The governor of California could not make any treaty with Japan, and seems merely to have made a request that a party charged with a criminal offense, of which the courts of the state had jurisdiction, might be delivered to a police officer of San Francisco, and returned, to be tried for his alleged crime, to the state whose laws he was asserted to have violated.
If, as the defendant claims, the governor had no legal
“The jurisdiction of the court in which the individual is found is not impaired by the manner in which the accused is brought before it.” (Mahon v. Justice, 127 U. S. 708, and cases cited.)
“It would indeed be a strange conclusion if a party charged with a criminal offense could be excused from answering the government whose laws he had violated, because other parties had done violence to him, and also committed an offense against the laws of another state.” (Mahon v. Justice, 127 U. S. 712; Ex parte Ah Men, 77 Cal. 198.)
The governor of the state cannot oust the courts of the commonwealth of their right to try an individual charged with an offense over which they have jurisdiction, because of the fact that he has been instrumental in having the defendant there, by violation of his personal rights. It will not do to say that a fugitive from justice can escape the punishment for his crime because the governor of a state may have violated some law.
The argument of the defendant, to the effect that the state is bound in law and good morals to have this defendant released, and that her courts should so hold, strikes us as being without force. The governor, evidently actuated by the motive that one charged with a high crime should have meted out to him just punishment, may have taken steps to bring him before the bar of a court of justice having jurisdiction of his offense which are not warranted by law, but that is a matter personal to the governor, with which neither the commonwealth nor the courts have any concern.
This is not the case of a defendant who has been extradited for an offense under a treaty existing between the United States government and some foreign power, where it is attempted to try him for some other offense for which he has not been extradited.

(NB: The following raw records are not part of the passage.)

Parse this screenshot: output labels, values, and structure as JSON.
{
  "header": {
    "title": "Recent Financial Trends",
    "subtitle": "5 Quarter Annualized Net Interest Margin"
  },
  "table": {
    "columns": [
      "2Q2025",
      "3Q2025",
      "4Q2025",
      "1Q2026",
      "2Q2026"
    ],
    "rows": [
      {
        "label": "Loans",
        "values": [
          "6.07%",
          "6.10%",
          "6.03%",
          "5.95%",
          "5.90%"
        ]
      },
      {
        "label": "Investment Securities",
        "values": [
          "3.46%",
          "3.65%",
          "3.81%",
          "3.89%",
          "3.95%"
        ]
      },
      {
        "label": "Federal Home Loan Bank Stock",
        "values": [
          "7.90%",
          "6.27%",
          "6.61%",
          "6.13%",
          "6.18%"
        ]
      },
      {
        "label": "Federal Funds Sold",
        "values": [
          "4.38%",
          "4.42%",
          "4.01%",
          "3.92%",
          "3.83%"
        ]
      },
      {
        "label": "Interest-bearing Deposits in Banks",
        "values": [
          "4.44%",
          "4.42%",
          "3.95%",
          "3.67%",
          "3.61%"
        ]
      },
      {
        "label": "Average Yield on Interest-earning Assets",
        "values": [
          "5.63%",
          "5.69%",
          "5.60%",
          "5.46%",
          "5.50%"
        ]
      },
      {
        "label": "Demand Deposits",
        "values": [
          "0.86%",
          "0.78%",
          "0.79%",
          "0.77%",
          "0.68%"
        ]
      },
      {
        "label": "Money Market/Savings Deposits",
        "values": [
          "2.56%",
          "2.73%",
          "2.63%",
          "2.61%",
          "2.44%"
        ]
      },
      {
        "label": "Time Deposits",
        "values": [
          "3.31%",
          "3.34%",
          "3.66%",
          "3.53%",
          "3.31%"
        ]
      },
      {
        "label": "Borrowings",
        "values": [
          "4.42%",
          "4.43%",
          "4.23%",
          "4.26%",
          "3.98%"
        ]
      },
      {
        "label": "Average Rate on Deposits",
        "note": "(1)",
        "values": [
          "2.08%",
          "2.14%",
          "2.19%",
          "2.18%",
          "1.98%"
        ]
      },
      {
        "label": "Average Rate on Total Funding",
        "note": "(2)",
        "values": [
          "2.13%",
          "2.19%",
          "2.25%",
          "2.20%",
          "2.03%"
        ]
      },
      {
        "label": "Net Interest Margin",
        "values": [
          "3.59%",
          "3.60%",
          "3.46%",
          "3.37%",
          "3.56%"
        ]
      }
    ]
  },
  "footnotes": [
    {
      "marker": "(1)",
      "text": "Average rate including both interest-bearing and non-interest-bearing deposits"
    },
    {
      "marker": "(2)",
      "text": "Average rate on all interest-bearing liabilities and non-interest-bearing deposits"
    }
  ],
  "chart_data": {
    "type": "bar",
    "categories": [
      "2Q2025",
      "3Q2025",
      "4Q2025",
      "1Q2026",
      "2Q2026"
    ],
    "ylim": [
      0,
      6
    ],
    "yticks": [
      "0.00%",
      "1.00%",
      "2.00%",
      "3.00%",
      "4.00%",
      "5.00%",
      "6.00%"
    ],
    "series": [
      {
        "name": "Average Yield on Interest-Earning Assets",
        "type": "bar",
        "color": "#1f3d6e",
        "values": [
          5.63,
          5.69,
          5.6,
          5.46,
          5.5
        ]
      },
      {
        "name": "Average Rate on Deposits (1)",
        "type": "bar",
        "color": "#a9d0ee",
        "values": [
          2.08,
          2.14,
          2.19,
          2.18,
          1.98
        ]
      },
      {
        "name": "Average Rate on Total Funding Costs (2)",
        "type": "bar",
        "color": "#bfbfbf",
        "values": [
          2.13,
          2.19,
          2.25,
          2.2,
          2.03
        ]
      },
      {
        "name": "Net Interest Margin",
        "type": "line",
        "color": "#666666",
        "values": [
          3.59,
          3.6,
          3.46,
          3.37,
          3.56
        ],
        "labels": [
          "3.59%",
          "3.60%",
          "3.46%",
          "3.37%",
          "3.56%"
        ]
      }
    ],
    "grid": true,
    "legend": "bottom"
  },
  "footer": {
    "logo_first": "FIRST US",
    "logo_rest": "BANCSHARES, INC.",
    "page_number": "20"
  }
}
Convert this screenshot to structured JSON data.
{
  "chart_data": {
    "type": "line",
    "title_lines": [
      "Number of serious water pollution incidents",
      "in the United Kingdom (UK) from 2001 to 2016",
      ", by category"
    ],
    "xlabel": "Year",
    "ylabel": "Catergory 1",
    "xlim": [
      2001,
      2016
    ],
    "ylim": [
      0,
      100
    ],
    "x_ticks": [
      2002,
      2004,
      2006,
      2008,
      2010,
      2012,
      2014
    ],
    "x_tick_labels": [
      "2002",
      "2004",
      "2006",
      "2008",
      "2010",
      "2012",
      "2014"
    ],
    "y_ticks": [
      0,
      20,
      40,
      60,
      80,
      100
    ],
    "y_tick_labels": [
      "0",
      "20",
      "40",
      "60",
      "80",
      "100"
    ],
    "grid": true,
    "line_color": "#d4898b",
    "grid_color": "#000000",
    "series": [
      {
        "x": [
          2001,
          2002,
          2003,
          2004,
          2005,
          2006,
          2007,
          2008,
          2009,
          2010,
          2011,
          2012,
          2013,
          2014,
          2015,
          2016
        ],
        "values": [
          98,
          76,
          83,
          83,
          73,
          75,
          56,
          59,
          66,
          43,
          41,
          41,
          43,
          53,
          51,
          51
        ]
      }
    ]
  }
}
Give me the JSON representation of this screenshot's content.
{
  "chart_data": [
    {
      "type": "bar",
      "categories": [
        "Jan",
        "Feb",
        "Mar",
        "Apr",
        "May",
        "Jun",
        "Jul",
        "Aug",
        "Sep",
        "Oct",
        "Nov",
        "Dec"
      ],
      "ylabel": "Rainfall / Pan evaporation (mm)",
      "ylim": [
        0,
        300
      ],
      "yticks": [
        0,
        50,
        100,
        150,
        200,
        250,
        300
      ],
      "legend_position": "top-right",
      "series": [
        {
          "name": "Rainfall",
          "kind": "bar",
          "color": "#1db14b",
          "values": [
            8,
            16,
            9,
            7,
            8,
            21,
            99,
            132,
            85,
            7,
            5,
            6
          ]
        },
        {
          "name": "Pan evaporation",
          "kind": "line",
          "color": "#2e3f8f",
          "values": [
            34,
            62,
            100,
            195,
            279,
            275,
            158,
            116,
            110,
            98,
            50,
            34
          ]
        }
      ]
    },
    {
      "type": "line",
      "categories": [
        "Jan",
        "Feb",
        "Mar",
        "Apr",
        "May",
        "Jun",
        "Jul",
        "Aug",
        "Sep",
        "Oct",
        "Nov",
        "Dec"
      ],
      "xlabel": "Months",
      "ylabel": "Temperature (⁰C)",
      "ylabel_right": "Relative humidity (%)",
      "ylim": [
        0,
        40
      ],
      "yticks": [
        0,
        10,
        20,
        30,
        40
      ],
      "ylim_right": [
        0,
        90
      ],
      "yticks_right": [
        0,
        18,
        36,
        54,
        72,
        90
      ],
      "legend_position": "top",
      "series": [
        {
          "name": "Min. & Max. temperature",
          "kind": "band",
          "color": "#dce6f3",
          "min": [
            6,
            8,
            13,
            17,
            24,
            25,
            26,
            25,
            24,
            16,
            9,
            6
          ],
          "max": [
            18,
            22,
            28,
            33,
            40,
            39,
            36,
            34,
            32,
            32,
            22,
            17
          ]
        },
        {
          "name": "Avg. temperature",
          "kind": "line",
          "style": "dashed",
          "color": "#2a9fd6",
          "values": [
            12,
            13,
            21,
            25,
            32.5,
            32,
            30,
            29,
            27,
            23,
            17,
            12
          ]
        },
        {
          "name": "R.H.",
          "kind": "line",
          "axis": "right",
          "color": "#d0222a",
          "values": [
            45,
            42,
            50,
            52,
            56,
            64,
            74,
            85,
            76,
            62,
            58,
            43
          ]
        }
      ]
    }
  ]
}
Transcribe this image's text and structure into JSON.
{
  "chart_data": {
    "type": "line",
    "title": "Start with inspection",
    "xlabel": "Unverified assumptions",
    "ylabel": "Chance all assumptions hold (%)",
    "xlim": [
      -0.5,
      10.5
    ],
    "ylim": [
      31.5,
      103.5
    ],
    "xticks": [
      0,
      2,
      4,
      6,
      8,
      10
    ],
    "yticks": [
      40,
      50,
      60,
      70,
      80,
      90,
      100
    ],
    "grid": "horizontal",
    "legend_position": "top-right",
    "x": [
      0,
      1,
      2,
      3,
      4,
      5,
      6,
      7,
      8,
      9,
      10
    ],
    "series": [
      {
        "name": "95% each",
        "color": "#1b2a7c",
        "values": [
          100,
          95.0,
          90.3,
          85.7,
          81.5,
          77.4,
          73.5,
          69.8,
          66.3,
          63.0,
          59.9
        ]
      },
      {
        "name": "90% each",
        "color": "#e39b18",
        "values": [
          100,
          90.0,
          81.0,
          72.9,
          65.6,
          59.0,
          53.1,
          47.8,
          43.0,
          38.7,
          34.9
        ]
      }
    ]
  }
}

The affidavits of the jurors which were procured to be taken by the defendant for use on his motion to obtain a new trial are not entitled to any consideration, as they went to the impeachment of their verdict. (People v. Gray, 61 Cal. 183; 44 Am. Rep. 549.)
On the whole case, presented as it has been upon both’ sides fully and ably, we perceive no prejudicial error, and advise that the judgment and order be affirmed.
Belcher, C. C., and IIayne, C., concurred.
—For the reasons given in the foregoing opinion, the judgment and order are affirmed.